As stocks dwindled, O'Hara fishermen found fish elsewhere — first in Newfoundland, and finally in Alaska, where the company currently runs three factory trawlers for groundfish like cod and flatfish. The operation brings in the bulk of the company's revenue, though McFarland declined to discuss sales figures.
But credit the 150-employee company's longevity to a healthy dose of diversification: Over the years, McFarland, the company's general manager, has worked with both Frank O'Hara Sr. and Frank O'Hara Jr. to ferret out new business opportunities. The company owns half a shipyard, and is the largest lobster bait dealer in the state. It owns a 100-slip marina. It is involved in the scallop business. It took over buildings abandoned when other fisheries were shutting down and converted them into the office buildings they are today. And don't forget ice: Bags of O'Hara Ice are distributed to convenience stores around Maine.
So, when McFarland heard the man who created the fiberglass molds for Mitchell Cove boats, based on Mount Desert Island, was selling out, he saw an opportunity. He had noticed the Mitchell Cove lobster boats up and down the coast, and knew they would appeal to both lobstermen and pleasure seekers. In particular, lobstermen were impressed by the speed Mitchell Cove boats could achieve, not just for their jobs, but for the ever competitive lobster boat races held along the Maine coast each summer.
McFarland brought the idea of buying the Mitchell Cove business to co-owner Frank O'Hara Jr., who McFarland describes as a good businessman but a bit conservative. "One thing I think you'll find of the Down Easters is that we are very conservative," he says. But McFarland adds that he "kept banging away at him, and beat him over the head enough that we did it."
David Schlaefer, the former owner, already had turned away another prospective buyer who wanted to export the molds to China for cheaper production. But he liked O'Hara because its operations are still based in Maine, says McFarland. So he sold the molds to O'Hara at a cost McFarland declined to disclose.
The acquisition of the Mitchell Cove boats is another chapter for O'Hara. The company recently finished the first Mitchell Cove model — a 35-foot lobster boat — and anticipate producing one to two boats a month. O'Hara has six workers dedicated to the boats, and McFarland says the company would like to produce completely finished boats, where customers can customize everything from the engine to the boat's woodwork.

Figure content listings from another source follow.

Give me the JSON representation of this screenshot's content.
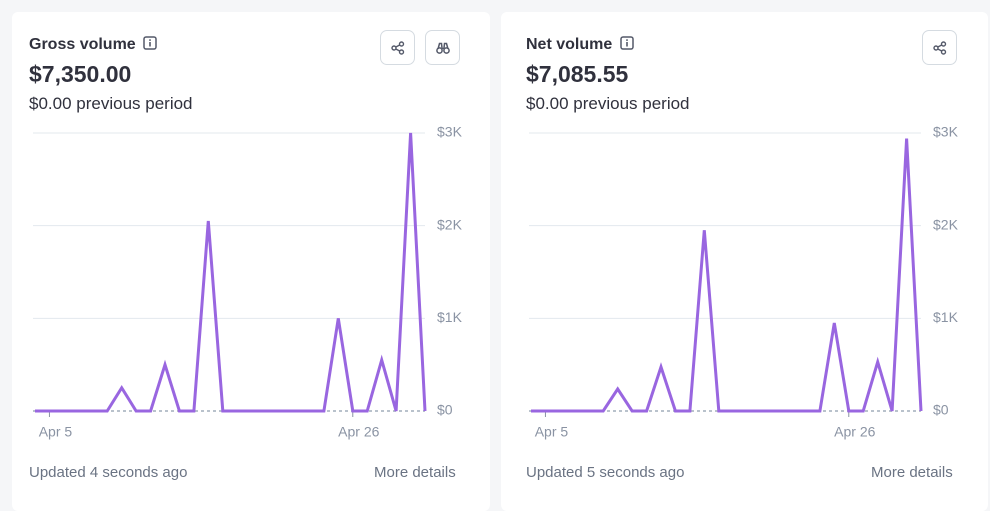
{
  "chart_data": [
    {
      "type": "line",
      "title": "Gross volume",
      "value": "$7,350.00",
      "subtitle": "$0.00 previous period",
      "footer": "Updated 4 seconds ago",
      "link": "More details",
      "categories": [
        null,
        "Apr 5",
        null,
        null,
        null,
        null,
        null,
        null,
        null,
        null,
        null,
        null,
        null,
        null,
        null,
        null,
        null,
        null,
        null,
        null,
        null,
        null,
        "Apr 26",
        null,
        null,
        null,
        null,
        null
      ],
      "values": [
        0,
        0,
        0,
        0,
        0,
        0,
        250,
        0,
        0,
        500,
        0,
        0,
        2050,
        0,
        0,
        0,
        0,
        0,
        0,
        0,
        0,
        1000,
        0,
        0,
        550,
        0,
        3000,
        0
      ],
      "color": "#9966e0",
      "ylim": [
        0,
        3000
      ],
      "yticks": [
        {
          "value": 0,
          "label": "$0"
        },
        {
          "value": 1000,
          "label": "$1K"
        },
        {
          "value": 2000,
          "label": "$2K"
        },
        {
          "value": 3000,
          "label": "$3K"
        }
      ],
      "grid": true
    },
    {
      "type": "line",
      "title": "Net volume",
      "value": "$7,085.55",
      "subtitle": "$0.00 previous period",
      "footer": "Updated 5 seconds ago",
      "link": "More details",
      "categories": [
        null,
        "Apr 5",
        null,
        null,
        null,
        null,
        null,
        null,
        null,
        null,
        null,
        null,
        null,
        null,
        null,
        null,
        null,
        null,
        null,
        null,
        null,
        null,
        "Apr 26",
        null,
        null,
        null,
        null,
        null
      ],
      "values": [
        0,
        0,
        0,
        0,
        0,
        0,
        237,
        0,
        0,
        475,
        0,
        0,
        1950,
        0,
        0,
        0,
        0,
        0,
        0,
        0,
        0,
        950,
        0,
        0,
        530,
        0,
        2940,
        0
      ],
      "color": "#9966e0",
      "ylim": [
        0,
        3000
      ],
      "yticks": [
        {
          "value": 0,
          "label": "$0"
        },
        {
          "value": 1000,
          "label": "$1K"
        },
        {
          "value": 2000,
          "label": "$2K"
        },
        {
          "value": 3000,
          "label": "$3K"
        }
      ],
      "grid": true
    }
  ]
}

And while McFarland anticipates the boats will only fill five percent of the company's total annual revenue, this diversification has been key to O'Hara's continued success. "This is a baby step, but this is the way to build a business safely," says McFarland. "We have not grown by leaps and bounds."
Indeed, slow and steady is okay with McFarland, who says he's watched several chapters of Maine history pass through the fishery and that the constant activity of the place has kept him young. "As long as my health is good and as long as we keep the same kind of people around here I will stick around," he says.